Can an Analytic Function Have Zeroes Approaching the Boundary of Convergence?

[acarchau]

Suppose I have an analytic function, $f$, with radius of convergence $1$. From http://planetmath.org/encyclopedia/ZerosOfAnalyticFunctionsAreIsolated.html" it follows that any $0$ of $f$ in $\{ z : |z| < 1 \}$ is isolated. But is it possible that the zeroes have a limit point on the boundary of convergence? For example, is possible that an analytic function with radius of convergence 1 has zeros exactly at $1-\frac{1}{n}$ for all $n \in Z^{+}$?
[Edit: Added question marks.]

 

[wofsy]

Suppose I have an analytic function, $f$, with radius of convergence $1$. From http://planetmath.org/encyclopedia/ZerosOfAnalyticFunctionsAreIsolated.html" it follows that any $0$ of $f$ in $\{ z : |z| < 1 \}$ is isolated. But is it possible that the zeroes have a limit point on the boundary of convergence. For example, is possible that an analytic function with radius of convergence 1 has zeros exactly at $1-\frac{1}{n}$ for all $n \in Z^{+}$.

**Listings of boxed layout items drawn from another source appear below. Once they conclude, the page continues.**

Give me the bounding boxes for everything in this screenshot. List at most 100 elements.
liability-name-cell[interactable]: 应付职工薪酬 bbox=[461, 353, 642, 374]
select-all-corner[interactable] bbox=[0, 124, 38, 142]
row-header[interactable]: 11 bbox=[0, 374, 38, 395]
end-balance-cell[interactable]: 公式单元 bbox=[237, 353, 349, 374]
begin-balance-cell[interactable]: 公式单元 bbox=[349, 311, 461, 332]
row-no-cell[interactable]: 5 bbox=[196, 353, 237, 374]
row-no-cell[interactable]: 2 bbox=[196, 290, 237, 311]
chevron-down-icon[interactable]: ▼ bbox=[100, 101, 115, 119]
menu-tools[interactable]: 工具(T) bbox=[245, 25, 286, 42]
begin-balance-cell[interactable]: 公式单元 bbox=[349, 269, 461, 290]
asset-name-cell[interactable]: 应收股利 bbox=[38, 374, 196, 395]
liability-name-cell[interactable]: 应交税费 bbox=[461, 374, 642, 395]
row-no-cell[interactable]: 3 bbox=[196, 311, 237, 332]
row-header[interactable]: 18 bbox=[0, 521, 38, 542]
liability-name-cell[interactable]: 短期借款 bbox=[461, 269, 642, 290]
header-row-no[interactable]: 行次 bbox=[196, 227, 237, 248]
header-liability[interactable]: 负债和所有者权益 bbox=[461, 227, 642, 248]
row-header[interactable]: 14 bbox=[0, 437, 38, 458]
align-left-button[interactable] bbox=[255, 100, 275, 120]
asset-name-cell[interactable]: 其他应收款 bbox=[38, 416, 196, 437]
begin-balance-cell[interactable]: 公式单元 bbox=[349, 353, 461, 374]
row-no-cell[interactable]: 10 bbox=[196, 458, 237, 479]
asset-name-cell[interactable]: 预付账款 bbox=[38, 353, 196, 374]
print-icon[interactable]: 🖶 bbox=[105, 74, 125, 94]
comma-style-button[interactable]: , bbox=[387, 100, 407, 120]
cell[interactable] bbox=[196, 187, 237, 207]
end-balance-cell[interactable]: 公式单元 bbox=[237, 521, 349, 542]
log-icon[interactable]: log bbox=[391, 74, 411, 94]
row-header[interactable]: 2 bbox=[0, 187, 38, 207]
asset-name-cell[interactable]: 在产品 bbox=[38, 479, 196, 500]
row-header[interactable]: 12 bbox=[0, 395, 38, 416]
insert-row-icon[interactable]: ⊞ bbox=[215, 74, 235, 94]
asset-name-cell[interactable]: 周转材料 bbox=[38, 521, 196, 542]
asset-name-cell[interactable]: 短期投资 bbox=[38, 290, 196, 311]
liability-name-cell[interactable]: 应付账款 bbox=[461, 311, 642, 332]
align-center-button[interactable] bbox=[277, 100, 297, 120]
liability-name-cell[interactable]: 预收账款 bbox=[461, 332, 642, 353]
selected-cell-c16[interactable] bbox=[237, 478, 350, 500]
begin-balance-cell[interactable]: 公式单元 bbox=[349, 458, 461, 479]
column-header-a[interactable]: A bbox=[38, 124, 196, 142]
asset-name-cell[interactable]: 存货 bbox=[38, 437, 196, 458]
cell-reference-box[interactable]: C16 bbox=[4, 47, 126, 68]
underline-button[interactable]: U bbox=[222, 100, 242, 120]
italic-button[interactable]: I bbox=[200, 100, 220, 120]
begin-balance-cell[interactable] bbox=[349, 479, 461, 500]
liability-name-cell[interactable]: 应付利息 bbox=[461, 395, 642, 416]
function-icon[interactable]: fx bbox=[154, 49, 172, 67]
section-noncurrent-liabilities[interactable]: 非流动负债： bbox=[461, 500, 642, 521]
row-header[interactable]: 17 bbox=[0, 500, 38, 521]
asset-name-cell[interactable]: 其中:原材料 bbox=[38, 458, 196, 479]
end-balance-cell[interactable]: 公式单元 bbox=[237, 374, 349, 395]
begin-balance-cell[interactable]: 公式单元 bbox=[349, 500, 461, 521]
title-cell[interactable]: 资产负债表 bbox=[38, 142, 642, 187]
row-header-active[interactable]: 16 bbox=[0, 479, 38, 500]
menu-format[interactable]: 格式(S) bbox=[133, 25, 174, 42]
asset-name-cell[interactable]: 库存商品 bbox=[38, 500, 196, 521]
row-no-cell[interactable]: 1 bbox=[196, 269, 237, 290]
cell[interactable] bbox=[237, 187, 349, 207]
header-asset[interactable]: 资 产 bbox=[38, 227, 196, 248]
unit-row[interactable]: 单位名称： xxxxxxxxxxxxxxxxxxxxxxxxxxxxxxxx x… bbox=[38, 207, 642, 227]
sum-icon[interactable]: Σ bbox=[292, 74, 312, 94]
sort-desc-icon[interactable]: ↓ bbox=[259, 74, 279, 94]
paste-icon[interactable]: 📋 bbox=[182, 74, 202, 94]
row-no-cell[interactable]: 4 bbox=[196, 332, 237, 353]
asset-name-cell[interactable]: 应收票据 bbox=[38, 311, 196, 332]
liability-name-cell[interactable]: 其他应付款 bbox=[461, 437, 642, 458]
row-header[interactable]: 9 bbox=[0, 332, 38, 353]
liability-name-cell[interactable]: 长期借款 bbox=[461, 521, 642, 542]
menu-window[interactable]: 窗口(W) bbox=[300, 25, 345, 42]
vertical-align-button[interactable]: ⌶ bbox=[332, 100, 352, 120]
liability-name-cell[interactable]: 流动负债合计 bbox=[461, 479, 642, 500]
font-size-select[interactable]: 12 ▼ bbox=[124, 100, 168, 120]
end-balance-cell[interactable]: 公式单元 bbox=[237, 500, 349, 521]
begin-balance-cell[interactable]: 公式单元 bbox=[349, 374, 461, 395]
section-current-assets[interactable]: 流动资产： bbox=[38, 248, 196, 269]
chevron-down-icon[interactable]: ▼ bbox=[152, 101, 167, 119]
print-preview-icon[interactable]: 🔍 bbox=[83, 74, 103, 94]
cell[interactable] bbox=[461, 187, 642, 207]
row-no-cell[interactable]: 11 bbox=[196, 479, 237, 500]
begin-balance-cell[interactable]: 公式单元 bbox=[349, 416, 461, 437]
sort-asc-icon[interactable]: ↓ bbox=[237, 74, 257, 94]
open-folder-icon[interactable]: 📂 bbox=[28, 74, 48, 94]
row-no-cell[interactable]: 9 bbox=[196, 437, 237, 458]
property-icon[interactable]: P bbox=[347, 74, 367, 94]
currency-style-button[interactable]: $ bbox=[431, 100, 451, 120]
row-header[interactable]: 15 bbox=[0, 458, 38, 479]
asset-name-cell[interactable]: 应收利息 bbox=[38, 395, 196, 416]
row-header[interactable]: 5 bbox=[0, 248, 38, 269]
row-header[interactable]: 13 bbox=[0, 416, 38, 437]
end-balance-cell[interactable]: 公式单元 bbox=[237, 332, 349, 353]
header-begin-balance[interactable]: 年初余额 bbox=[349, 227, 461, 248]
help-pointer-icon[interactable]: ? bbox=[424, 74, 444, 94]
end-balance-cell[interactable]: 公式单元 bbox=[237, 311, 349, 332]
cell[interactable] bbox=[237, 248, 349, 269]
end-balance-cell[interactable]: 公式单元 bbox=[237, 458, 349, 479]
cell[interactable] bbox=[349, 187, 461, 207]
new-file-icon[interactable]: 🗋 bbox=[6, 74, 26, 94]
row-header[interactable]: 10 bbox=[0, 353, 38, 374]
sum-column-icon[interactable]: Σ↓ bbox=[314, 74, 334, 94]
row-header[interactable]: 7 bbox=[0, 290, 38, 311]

Take a look at the Mittag-Leffler Theorem which may be over kill. I do not really understand these issues and would be willing to go through the proofs with you.

 

[Hurkyl]

(It's hard to read that without question marks)


Can you write down an analytic function with infinitely many zeroes?

Can you apply a change of variable to move those zeroes to the unit circle?

 

[acarchau]

Let me try, $$\frac{1}{\Gamma(z)}$$ is entire and has zeroes at $-1,-2, \dots$, so $$\frac{1}{\Gamma(\frac{-1}{1-z})}$$ would have 0's at $1-\frac{1}{n}$ and since the pole closest to 0 is at 1, the radius of convergence is 1.

Does that look right?

[Added later]
$f(\frac{1}{1-z})$ where $f$ is an entire function with zeroes exactly at the positive integers will do in general.